Certains ont cherché et cherchent encore désespérément le fumeux "gène de l'homosexualité". A défaut de le trouver, on nous refait régulièrement des remakes avec les hormones... C'est un peu la sensation que me donne cet article.
Et bien je suis navré, mais que ce soit dans l'intention de guérir génétiquement cette "maladie génétique" supposée, ou de "ne pas culpabiliser les homos", autre intention louable, c'est une insertion des sciences dans notre éthique et nos libertés. Et c'est le même remake.
Citation:
Biologie de l'homosexualité. On naît homosexuel, on ne choisit pas de l'être.
" Une partie des facteurs de l'homosexualité est génétique, c'est la partie que l'on connaît le moins bien", a-t-il expliqué. "On a beaucoup plus de données sur la partie hormonale de ces facteurs. Il y a enfin une partie immunologique, une réaction immunitaire développée par la mère contre l'embryon de sexe mâle" qui affecterait les préférences sexuelles, soutient-il.
Bigre ! Le titre si catégorique du livre, suivi de "la génétique c'est la partie que l'on connaît le moins bien", ça prête un peu à sourire, non ? Pourquoi avoir choisi ce titre si vendeur alors ?

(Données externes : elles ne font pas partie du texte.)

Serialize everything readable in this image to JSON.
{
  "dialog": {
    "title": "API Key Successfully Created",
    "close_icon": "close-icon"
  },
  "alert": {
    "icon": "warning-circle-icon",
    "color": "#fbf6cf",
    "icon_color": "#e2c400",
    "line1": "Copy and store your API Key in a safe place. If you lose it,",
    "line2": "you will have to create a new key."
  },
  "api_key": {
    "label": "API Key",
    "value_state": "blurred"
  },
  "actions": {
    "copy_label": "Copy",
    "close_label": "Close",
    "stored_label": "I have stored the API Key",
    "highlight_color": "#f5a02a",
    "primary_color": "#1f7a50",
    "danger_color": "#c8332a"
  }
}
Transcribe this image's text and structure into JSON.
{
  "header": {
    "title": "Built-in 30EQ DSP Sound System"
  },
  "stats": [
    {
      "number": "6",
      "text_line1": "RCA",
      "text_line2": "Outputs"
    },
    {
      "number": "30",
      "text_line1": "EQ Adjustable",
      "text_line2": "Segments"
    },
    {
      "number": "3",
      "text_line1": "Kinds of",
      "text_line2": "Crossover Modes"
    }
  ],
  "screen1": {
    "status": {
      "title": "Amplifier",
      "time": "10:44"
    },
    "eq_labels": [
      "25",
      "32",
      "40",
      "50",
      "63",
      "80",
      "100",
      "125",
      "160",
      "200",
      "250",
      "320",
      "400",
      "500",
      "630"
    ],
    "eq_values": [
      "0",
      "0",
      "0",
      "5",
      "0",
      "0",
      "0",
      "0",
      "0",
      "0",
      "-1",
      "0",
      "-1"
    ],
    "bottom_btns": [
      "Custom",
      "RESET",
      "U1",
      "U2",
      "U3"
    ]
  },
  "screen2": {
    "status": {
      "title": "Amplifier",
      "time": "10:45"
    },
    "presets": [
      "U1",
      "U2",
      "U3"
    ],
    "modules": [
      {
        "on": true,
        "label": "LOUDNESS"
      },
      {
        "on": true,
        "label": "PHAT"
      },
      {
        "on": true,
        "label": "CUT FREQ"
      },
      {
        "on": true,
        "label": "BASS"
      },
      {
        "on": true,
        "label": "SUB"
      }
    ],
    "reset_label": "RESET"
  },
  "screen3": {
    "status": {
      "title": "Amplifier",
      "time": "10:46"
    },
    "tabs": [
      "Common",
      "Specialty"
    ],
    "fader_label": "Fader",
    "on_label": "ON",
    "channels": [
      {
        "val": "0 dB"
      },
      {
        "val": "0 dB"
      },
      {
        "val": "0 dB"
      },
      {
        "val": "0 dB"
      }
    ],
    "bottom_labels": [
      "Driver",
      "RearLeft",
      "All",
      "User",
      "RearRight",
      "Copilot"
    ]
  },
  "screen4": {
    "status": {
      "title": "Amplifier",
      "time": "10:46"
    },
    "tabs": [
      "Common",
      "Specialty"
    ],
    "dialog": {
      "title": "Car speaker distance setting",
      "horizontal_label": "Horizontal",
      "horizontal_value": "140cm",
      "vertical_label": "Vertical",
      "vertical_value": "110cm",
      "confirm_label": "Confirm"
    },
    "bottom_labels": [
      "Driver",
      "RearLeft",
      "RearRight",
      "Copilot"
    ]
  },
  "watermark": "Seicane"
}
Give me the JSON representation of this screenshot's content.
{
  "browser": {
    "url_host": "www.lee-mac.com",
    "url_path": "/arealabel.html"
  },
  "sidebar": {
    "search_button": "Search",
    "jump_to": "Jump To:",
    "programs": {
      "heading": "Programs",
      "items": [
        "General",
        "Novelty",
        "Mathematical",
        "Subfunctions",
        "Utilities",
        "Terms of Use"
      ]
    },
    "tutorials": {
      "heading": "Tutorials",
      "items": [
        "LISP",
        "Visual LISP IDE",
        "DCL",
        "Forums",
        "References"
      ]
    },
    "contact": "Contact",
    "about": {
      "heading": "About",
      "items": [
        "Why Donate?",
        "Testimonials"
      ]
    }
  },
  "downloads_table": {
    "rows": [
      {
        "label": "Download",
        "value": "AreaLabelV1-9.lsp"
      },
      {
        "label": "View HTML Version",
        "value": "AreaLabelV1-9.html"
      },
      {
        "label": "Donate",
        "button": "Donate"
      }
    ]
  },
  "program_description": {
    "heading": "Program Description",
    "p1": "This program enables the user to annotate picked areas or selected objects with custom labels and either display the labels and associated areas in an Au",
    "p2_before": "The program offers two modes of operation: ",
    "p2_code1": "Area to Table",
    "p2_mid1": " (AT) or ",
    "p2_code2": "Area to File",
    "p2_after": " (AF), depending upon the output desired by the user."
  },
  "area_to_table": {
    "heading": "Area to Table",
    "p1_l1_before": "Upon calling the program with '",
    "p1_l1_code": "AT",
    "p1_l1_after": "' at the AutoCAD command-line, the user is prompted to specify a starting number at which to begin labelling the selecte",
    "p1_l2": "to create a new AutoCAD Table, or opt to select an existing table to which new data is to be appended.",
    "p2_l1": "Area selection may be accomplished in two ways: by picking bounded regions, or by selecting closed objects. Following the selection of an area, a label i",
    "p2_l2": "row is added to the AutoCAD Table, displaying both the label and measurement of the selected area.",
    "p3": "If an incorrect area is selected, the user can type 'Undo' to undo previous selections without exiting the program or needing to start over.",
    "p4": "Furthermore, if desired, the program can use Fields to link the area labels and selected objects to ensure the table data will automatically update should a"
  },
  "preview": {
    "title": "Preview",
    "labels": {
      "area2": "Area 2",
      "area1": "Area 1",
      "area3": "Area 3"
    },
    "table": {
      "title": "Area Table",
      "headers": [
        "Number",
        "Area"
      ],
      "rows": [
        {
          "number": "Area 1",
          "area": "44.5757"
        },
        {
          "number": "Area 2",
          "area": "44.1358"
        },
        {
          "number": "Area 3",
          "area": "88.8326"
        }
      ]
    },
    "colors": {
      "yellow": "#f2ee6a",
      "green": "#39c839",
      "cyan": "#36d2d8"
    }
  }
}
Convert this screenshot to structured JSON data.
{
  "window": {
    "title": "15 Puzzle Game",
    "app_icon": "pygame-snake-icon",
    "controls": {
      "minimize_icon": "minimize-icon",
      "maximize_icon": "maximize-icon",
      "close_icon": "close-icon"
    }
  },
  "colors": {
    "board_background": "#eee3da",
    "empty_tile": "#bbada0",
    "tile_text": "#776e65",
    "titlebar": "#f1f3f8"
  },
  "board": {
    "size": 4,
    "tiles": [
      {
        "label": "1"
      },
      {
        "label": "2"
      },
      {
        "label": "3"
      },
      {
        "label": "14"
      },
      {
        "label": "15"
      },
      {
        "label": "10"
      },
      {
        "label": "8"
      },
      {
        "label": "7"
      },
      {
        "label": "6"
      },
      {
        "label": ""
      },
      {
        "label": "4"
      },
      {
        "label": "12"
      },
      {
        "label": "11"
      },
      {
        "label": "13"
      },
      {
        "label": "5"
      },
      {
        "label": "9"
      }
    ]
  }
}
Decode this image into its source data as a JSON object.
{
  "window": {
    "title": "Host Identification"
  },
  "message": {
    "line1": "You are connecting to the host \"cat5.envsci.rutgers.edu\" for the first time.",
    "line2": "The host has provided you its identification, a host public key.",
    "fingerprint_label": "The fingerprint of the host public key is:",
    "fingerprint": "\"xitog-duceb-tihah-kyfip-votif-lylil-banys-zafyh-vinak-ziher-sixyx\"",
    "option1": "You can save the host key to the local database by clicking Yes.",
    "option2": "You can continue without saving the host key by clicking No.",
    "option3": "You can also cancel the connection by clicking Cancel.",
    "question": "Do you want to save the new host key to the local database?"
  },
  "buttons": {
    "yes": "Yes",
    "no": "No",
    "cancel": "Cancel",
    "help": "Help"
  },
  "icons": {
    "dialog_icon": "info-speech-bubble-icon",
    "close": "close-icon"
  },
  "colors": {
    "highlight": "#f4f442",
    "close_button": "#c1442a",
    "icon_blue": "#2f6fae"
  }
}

Les recherches sauront sans doute mieux un jour ce qu'il en est de ces covariances inné-acquis, et pourront apporter un éclairage explicatif sur nos comportements, mais il est bien prématuré de conclure déjà par des titres audacieux, et surtout de justifier - même une bienpensance civique promouvant la tolérance - par des faisceaux d'indices hormonaux. Il y en a tout autant, si ce n'est plus, qui pointent une importance des contingences lors du développement de l'enfance. Ni les uns ni les autres ne doivent guider la gestion de nos libertés.

C'est vrai que je n'ai pas lu le livre en question. Mais qui l'a lu qui pourrait me faire le reproche d'articuler sur un livre non lu ? Bé.